Y reanudó el camino bajo un sol que calentaba cada vez más. Tras haber hecho unos pocos cientos de metros oyó el ruido de un carro que avanzaba y el paso de un caballo que se acercaba. Cuando lo tuvo casi al lado, segura de que era el molesto carretero de antes, gritó sin siquiera darse la vuelta:
—Aléjese de mí, cerdo asqueroso.
—Maria, pero ¿qué dices? ¡Soy yo, Iófa! —Por fin una voz amiga—. Pero ¿cómo andas tan maltrecha? ¿Y qué haces a pie con dos maletas?
—Vuelvo ahora de Florencia —respondió Maria—, ¿tú adónde vas?
Iófa iba precisamente al pueblo, gracias a Dios. La ayudó a subir y ese fue el golpe de gracia para el traje de la joven: después de los elegantes zapatos deformados por la larga marcha y llevados en bandolera, le llegó el turno al bonito vestido comprado en Florencia, empapado ya totalmente de sudor, que se emporcó con la harina de la que estaban cubiertos los sacos, pero ella no le dio importancia. En aquel momento tener a su lado a una persona conocida y casi de la familia, poder sentarse sobre algo blando y relativamente cómodo en vez de caminar sobre unos pies malheridos era tal satisfacción que el resto carecía ya de importancia.
El carretero se detuvo a descargar los sacos en la Compagnia, la hacienda de la que aquella mañana temprano había retirado el trigo para llevarlo al molino y luego siguió, por propia iniciativa, hasta el patio de los Bruni. Maria se apeó de un salto y le dio las gracias, y habría querido invitarle a casa a tomar un vaso de vino, pero ver de repente el establo quemado le produjo una fuerte impresión, dejándola espantada y apesadumbrada. Se arregló el vestido lo mejor que pudo y avanzó hacia el patio: el establo alzaba todavía hacia el cielo las pilastras de ladrillos renegridos; el heno estaba amontonado a un lado en una parva porque no existía ya el cobertizo donde ponerlo a cubierto. Maria no pudo contener el llanto. También para ella el establo era casi más importante que la misma casa: era allí donde había comenzado, en las largas veladas nocturnas de invierno, a hilar el cáñamo con su prometido y a charlar entre las otras mujeres de enamorados y maridos.

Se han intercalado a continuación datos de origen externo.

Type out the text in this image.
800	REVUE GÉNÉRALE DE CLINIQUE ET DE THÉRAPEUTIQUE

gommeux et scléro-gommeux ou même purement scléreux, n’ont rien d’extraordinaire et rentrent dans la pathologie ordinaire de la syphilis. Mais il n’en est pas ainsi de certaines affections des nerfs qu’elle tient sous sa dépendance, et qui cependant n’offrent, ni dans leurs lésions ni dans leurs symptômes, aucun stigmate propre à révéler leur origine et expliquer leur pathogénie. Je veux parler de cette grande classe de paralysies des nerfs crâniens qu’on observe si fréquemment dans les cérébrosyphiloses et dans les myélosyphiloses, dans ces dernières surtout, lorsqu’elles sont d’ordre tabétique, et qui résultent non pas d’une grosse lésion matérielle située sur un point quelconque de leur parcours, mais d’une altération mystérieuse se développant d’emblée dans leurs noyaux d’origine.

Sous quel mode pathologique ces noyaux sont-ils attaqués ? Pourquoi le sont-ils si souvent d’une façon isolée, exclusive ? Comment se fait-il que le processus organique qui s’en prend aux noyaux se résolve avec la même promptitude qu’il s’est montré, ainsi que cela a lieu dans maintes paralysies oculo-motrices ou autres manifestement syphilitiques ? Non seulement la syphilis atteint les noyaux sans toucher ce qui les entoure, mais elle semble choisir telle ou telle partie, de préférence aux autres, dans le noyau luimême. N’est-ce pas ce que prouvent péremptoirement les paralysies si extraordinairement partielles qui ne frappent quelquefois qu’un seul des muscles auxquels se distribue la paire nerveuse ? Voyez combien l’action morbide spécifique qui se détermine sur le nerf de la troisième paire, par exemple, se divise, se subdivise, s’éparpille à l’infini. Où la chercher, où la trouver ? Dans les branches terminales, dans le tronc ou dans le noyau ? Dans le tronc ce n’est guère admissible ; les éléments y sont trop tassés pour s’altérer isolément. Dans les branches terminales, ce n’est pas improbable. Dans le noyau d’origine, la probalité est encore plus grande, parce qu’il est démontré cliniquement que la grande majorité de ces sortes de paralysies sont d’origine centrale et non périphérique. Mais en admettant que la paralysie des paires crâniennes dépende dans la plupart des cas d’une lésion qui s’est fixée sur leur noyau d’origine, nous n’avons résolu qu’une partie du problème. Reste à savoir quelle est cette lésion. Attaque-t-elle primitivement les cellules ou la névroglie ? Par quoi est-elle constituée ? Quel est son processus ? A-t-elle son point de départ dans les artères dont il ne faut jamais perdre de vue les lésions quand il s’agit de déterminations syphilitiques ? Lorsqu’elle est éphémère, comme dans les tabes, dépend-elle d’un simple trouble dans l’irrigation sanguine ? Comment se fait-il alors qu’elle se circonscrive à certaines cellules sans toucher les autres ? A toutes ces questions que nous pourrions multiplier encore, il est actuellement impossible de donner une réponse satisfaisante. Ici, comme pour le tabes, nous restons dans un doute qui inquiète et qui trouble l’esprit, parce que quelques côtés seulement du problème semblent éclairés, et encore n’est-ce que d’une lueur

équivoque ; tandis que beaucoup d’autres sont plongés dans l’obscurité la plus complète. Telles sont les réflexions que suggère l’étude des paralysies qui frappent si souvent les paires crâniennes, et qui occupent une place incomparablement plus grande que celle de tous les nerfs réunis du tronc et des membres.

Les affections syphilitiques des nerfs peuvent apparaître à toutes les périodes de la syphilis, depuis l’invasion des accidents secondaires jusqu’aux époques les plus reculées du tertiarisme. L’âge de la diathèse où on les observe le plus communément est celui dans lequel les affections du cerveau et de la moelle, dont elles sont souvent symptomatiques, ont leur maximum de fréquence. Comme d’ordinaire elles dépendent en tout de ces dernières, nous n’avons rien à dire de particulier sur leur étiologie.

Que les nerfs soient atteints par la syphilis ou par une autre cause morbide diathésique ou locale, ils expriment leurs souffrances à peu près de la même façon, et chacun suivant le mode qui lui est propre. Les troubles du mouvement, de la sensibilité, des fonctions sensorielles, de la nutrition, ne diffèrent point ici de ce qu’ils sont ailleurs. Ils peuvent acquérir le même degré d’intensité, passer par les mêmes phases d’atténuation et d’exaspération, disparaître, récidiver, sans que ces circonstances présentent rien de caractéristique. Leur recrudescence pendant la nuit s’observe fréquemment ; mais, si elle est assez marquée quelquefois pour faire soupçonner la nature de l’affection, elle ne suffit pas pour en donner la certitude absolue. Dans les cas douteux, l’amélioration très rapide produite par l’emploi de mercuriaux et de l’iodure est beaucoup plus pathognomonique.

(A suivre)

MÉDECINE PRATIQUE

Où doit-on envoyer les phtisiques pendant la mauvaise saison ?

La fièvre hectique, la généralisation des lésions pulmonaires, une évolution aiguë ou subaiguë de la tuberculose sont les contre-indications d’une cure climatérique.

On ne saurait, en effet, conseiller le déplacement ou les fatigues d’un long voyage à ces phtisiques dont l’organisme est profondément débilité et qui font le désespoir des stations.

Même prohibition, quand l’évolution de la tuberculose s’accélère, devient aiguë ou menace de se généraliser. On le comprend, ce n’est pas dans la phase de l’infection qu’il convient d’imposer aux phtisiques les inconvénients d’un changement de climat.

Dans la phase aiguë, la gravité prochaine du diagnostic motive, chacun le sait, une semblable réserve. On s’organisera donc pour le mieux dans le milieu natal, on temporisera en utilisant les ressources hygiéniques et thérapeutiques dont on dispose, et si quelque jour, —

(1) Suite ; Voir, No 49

No había nadie en la era, pues habían salido todos al campo, y entró en casa. Estaba Ersilia, una de sus cuñadas, que se encontraba preparando la comida.
—Ha ardido el establo —dijo—, ¿cómo ha sido?
—Fueron los fascistas —respondió Ersilia—, por culpa de Floti que se metió en política.
Maria inclinó la cabeza en silencio sin saber qué contestar, luego preguntó:
—¿Dónde está mi madre?
—En su habitación durmiendo —repuso Ersilia con tono severo—, porque se pasa la noche despierta haciendo la guardia a tu hermano.